If you are poor, you will actually pay less because of new tax-system changes. But if you are middle-class, you will likely pay hundreds of dollars more. And if you are among the most wealthy, you will pay thousands of dollars more.That's according to G. William Hoagland, Republican staff director of the Senate Budget Committee.

He used Census and consumer data to figure out how changes that Congress just enacted to slow the growth of the deficit will affect different income groups.

Those changes include increasing the national gasoline tax by 5 cents a gallon; increasing the income tax rate for the wealthiest Americans; phasing out some income tax exemptions; increasing the maximum income subject to Medicare tax; and raising a series of taxes on alcohol, tobacco and luxury items.

Hoagland discovered that Congress did what it said it would, and shifted the tax burden toward the wealthy.

In fact, people whose income is more than $200,000 a year will pay an average of $8,443 more in taxes and fees. Meanwhile, the poorest Americans, earning less than $10,000 a year, will pay $3 less in tax.

To figure out how hard the tax changes will hit you, consider the following information from Hoagland:

- For those earning less than $10,000 a year: The average after-tax income for people in this category after the changes will be $5,665. They will pay $3 LESS in tax. Their effective tax rate stays roughly the same at 9.5 percent, meaning 9.5 percent of their income will go to taxes of various sorts.

- $10,000-$19,999: The average after-tax income for people in this category will be $13,555. They will pay an average of $36 LESS in tax each year. Their effective tax rate drops from 15.5 percent before the changes to 15.0 percent.

- $20,000-$29,999: The average after-tax income in this category for people will be $21,561. They will pay an average of $149 MORE in tax. Their effective tax rate increases from 20.5 percent to 20.9 percent.

- $30,000-$39,999: The average after-tax income for people in this category with the new changes will be $29,505. They will pay an average of $221 MORE in tax. Their effective tax rate increases from 22.7 to 23.2 percent.

- $40,000-$49,999: The average after-tax income for people in this category will be $37,161. They will pay an average of $278 MORE in tax. Their effective tax rate increases from 24.2 to 24.7 percent.

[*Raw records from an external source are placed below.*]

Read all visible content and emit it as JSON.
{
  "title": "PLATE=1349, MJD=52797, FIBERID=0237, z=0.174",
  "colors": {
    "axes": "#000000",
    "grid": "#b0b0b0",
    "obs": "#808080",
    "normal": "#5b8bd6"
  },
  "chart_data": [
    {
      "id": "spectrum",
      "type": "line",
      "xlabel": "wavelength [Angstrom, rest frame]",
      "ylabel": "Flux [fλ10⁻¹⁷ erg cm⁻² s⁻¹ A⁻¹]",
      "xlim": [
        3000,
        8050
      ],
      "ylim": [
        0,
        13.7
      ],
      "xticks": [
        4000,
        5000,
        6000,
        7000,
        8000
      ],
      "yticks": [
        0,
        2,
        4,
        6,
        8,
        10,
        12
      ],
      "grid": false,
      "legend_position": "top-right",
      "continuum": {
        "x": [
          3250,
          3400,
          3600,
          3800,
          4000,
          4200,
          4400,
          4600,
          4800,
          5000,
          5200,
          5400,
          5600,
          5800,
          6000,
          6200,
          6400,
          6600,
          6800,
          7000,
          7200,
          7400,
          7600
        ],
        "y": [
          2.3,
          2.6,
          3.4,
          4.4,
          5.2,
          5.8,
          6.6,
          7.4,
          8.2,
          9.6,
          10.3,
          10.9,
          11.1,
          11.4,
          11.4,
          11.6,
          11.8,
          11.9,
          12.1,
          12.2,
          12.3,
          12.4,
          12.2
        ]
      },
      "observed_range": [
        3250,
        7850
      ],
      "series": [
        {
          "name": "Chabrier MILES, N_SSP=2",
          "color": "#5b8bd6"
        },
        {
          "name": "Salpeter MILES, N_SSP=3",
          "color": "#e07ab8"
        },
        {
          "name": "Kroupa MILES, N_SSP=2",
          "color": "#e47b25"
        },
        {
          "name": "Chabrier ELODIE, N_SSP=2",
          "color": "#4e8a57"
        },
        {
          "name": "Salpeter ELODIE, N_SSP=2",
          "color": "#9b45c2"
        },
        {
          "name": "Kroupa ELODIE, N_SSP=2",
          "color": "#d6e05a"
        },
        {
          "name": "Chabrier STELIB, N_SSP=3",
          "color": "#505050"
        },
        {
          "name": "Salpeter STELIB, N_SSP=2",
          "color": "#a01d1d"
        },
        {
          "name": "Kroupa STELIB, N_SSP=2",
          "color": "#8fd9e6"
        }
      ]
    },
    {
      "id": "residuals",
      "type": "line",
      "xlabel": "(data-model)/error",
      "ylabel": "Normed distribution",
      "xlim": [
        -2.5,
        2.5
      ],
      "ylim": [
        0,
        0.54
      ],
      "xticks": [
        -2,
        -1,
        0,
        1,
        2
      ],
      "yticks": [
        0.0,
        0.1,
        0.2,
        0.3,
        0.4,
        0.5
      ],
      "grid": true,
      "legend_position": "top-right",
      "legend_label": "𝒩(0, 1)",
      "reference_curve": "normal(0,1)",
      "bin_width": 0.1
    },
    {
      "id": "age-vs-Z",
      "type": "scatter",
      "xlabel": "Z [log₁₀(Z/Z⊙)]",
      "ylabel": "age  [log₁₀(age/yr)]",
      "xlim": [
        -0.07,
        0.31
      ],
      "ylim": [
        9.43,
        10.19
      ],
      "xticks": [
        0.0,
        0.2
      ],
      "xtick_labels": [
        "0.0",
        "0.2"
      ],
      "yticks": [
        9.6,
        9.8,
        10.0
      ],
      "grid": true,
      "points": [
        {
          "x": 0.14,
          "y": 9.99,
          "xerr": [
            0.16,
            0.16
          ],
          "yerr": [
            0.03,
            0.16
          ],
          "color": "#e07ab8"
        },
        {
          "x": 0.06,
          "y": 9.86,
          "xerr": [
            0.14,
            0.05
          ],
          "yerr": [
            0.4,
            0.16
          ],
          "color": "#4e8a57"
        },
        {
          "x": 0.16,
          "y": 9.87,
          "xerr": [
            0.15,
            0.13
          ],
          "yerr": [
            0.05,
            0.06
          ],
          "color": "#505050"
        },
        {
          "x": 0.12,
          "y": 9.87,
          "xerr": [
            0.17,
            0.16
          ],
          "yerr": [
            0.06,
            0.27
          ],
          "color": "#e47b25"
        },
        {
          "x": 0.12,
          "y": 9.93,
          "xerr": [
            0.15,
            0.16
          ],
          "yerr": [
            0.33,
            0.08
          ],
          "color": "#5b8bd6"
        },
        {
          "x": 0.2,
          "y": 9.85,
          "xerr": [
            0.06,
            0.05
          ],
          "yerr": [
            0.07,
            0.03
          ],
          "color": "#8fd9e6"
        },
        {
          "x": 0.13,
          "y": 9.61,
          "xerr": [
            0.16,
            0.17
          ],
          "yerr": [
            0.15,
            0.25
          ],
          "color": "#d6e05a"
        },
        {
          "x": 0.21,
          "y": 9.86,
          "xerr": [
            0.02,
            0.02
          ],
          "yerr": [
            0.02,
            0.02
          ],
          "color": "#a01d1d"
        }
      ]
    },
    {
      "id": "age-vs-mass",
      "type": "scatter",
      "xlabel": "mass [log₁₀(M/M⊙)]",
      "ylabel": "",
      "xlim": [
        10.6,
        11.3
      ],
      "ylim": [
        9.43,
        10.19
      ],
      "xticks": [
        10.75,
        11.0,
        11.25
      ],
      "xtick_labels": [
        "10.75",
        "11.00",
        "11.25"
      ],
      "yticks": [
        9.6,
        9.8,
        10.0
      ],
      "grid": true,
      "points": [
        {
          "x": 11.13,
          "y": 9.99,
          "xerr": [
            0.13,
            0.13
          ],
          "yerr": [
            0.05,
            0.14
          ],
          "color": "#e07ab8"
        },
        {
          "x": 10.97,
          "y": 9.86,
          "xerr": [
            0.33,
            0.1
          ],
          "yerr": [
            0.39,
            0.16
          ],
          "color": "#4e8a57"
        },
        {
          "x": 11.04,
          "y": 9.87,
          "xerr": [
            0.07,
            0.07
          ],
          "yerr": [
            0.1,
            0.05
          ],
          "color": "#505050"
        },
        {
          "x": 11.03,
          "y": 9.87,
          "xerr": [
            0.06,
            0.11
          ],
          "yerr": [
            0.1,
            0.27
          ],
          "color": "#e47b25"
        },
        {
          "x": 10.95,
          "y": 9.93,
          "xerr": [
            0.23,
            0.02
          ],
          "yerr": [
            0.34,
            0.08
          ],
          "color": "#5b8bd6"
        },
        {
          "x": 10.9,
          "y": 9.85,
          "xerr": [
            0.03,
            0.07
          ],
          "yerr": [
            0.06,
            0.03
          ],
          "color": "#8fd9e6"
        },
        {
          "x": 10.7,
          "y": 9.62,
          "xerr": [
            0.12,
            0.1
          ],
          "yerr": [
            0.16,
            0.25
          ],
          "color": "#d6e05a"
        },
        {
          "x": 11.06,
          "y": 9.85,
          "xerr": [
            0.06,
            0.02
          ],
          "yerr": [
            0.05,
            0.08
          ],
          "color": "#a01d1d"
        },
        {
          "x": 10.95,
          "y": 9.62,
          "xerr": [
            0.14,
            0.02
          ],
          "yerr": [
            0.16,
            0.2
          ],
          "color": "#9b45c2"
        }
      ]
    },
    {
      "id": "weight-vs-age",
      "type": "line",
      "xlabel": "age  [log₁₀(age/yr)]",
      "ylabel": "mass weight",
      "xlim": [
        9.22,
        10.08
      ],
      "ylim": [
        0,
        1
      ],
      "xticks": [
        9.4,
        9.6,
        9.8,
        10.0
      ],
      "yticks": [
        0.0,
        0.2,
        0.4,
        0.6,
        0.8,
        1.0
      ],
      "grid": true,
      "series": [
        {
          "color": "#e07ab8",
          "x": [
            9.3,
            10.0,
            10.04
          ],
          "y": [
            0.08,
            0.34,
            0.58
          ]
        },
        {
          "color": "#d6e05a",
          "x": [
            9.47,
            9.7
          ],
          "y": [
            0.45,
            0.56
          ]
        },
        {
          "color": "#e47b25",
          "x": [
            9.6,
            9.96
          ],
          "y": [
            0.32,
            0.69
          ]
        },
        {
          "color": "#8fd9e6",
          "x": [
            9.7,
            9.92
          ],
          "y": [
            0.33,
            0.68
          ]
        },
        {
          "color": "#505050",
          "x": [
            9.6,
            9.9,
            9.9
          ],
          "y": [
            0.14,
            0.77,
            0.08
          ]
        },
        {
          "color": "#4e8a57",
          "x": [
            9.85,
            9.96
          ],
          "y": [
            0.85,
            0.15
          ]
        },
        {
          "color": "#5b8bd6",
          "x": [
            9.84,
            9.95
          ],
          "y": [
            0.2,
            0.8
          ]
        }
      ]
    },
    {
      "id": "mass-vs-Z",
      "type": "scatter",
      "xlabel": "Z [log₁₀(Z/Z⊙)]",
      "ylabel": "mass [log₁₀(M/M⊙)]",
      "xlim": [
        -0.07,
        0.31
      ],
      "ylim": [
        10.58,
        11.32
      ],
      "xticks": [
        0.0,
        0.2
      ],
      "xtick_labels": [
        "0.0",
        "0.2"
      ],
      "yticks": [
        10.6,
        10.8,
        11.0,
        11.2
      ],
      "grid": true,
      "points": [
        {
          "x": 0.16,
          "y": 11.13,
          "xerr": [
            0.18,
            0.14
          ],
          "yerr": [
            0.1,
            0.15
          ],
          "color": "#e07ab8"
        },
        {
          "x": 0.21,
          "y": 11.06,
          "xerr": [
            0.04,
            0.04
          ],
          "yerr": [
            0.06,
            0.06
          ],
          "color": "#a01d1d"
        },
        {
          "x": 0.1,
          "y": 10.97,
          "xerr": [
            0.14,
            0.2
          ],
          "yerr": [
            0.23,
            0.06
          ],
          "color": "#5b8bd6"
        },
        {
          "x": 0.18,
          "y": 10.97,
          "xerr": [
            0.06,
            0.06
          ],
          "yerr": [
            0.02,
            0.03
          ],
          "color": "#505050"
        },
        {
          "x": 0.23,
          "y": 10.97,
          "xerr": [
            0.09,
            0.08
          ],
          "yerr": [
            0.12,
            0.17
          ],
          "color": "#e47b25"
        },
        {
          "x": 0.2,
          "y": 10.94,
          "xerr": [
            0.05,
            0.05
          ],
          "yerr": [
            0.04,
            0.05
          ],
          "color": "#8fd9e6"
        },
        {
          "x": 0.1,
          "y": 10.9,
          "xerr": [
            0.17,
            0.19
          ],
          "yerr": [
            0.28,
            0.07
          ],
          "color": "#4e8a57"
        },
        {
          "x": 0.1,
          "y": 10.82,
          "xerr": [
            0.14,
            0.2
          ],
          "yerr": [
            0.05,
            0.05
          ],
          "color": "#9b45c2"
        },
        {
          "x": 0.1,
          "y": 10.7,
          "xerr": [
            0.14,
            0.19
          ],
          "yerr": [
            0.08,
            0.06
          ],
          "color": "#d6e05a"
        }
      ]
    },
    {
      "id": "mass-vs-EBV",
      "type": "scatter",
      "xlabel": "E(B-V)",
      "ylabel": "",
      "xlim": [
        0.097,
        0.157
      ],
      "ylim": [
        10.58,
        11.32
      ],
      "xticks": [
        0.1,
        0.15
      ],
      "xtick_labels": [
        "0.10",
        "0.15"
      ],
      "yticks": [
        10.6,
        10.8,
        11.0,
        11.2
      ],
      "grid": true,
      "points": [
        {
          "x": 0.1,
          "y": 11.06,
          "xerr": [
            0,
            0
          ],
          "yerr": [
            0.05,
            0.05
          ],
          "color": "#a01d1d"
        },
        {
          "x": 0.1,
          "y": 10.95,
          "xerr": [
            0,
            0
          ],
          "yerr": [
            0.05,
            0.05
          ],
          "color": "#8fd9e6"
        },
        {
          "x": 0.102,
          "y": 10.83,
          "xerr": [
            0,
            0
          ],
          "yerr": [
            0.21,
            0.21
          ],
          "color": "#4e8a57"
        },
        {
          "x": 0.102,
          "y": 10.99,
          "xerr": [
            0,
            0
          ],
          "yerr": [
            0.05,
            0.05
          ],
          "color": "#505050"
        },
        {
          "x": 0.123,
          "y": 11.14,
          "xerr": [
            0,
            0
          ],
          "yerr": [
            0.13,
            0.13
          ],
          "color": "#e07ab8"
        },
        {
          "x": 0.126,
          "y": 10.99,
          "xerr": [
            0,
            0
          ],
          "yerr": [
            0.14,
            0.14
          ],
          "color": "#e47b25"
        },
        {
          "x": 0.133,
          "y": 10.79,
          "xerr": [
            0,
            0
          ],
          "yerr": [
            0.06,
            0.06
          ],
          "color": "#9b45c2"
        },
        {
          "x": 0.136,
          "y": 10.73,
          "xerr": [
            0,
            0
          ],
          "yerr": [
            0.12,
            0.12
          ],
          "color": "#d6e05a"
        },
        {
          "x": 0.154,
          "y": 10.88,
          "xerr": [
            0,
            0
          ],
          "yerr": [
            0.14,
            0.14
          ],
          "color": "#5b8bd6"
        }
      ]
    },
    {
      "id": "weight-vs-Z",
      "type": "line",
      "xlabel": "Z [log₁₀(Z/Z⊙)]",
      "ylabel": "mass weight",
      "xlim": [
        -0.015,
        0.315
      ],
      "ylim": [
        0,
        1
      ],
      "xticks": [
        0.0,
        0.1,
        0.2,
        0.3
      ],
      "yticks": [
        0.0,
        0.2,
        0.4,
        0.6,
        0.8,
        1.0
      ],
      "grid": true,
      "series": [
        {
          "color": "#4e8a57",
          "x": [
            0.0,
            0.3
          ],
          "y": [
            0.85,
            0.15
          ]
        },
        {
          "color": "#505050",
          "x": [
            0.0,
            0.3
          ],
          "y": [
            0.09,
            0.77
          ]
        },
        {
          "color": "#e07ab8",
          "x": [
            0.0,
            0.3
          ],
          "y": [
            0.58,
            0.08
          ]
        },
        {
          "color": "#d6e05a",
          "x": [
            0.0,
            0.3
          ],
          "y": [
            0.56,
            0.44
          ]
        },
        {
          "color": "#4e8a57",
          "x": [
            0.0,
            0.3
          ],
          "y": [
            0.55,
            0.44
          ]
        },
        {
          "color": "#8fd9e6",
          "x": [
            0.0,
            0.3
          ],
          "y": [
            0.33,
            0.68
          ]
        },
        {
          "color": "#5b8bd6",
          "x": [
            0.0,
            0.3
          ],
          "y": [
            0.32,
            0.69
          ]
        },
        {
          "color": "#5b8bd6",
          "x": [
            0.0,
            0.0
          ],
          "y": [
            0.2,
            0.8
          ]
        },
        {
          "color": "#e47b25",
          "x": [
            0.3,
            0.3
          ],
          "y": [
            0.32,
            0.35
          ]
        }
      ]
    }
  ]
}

- $50,000-$74,999: The average after-tax income for people in this category will be $49,620. They will pay an average of $372 MORE in tax. Their effective tax rate jumps from 26.1 to 26.6 percent.

- $75,000-$99,999: The average after-tax income for people in this category will be $68,723. They will pay an average of $572 MORE in tax. Their effective tax rate increases from 27.3 to 27.9 percent.

- $100,000-$199,999: The average after-tax income for people in this category will be $101,888. They will pay an average of $901 MORE in tax. Their effective tax rate increases from 27.5 to 28.1 percent.

- $200,000 or more: The average after-tax income for people in this category will be $385,103. They will pay an average of $8,443 MORE in tax. Their effective tax rate increases from 28.9 to 30.5 percent.

The money from higher taxes will bring the government an extra $20.9 billion next year. The interest on it will bring another $1.6 billion. And coupled with $20.2 billion from cuts in spending, the package provides $42.7 billion to slow the deficit.

But Congress still hasn't figured a way to actually cut the deficit. Hoagland notes that even with the extra money, official estimates say the deficit will still increase from $220.4 billion this year to $295 billion next year and $308.7 billion in 1992.

The deficit would simply have grown even larger without the new tax increases.